Figure 8. C. elegans retrograde response.

The picture diagrams metabolic changes thought to occur during the yeast retrograde response (Butow and Avadhani 2004). “++” indicates that these same changes are observed in the C. elegans retrograde response. Impairment of electron flow during oxidative phosphorylation is predicted to have two effects. The first is an increase in ROS, due to increased likelihood of electrons transferring to free oxygen (Lenaz 2001). Consistent with increased ROS stress (which we did not assay directly), we observed an increase in cell-protective genes. Secondly, the Krebs cycle is disrupted because the enzyme succinate dehydrogenase is an integral part of both the electron transport chain and of the Krebs cycle. When succinate dehydrogenase oxidizes succinate into fumarate, it feeds electrons into the ETC, and when this flow is blocked, the enzyme's activity is inhibited. The Krebs cycle is necessary for synthesis of glutamate, which in turn is required for amino acid metabolism. Impairment of the electron transport chain leads to decreased glutamate production.

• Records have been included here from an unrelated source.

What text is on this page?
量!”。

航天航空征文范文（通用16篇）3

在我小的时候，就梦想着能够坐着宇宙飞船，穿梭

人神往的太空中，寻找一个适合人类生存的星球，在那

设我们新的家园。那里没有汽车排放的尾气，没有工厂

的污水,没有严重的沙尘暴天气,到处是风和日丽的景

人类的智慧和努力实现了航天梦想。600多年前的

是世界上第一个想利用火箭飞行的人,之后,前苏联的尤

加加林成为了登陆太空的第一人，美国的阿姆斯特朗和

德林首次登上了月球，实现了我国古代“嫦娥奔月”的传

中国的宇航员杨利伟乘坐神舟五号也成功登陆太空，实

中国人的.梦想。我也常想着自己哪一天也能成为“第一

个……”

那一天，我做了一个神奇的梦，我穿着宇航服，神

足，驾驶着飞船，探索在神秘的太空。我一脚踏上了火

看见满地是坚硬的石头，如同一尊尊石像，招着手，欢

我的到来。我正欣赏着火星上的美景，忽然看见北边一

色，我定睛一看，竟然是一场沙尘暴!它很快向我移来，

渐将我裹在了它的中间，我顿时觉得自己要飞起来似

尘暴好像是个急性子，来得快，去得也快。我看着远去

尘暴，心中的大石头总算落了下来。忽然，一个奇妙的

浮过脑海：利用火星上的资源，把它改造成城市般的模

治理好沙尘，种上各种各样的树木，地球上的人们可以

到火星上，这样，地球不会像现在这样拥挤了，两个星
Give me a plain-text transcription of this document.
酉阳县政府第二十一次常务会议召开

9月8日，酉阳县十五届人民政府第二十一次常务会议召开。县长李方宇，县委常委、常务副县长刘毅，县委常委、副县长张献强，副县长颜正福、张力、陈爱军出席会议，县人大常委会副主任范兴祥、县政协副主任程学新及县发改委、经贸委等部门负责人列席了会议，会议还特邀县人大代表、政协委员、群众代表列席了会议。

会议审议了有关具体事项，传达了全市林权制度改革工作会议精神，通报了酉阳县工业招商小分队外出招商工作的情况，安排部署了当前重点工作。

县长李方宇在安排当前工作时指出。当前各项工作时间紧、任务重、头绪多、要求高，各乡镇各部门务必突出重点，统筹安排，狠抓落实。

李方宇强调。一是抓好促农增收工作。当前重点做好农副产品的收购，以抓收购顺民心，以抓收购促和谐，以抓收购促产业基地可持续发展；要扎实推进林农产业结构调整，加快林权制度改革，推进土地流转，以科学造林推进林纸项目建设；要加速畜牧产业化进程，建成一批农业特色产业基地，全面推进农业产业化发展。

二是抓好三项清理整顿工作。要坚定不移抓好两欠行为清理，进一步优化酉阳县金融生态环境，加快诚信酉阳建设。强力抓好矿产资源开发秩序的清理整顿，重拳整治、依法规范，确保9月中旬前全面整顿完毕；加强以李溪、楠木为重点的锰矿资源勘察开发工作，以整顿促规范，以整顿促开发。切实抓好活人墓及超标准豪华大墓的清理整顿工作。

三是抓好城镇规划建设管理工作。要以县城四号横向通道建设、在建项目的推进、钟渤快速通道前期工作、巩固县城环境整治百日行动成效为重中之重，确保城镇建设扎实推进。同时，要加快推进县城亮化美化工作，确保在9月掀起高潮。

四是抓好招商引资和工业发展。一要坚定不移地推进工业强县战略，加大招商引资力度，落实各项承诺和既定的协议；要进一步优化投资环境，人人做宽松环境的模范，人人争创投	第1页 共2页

Possibly in order to counteract this decrease in glutamate production, the cell induces anaplerotic pathways that feed intermediates into the Krebs cycle, thus allowing production of glutamate. Under conditions of impaired respiration, glycolytic gene expression increases, consistent with glycolysis' becoming a major source of ATP. Consistent with a compensatory response, expression of genes involved in oxidative phosphorylation is up-regulated. OAA, Oxaloacetate; GLU, glutamate; ETC, electron transport chain; α-KG, α-ketoglutarate.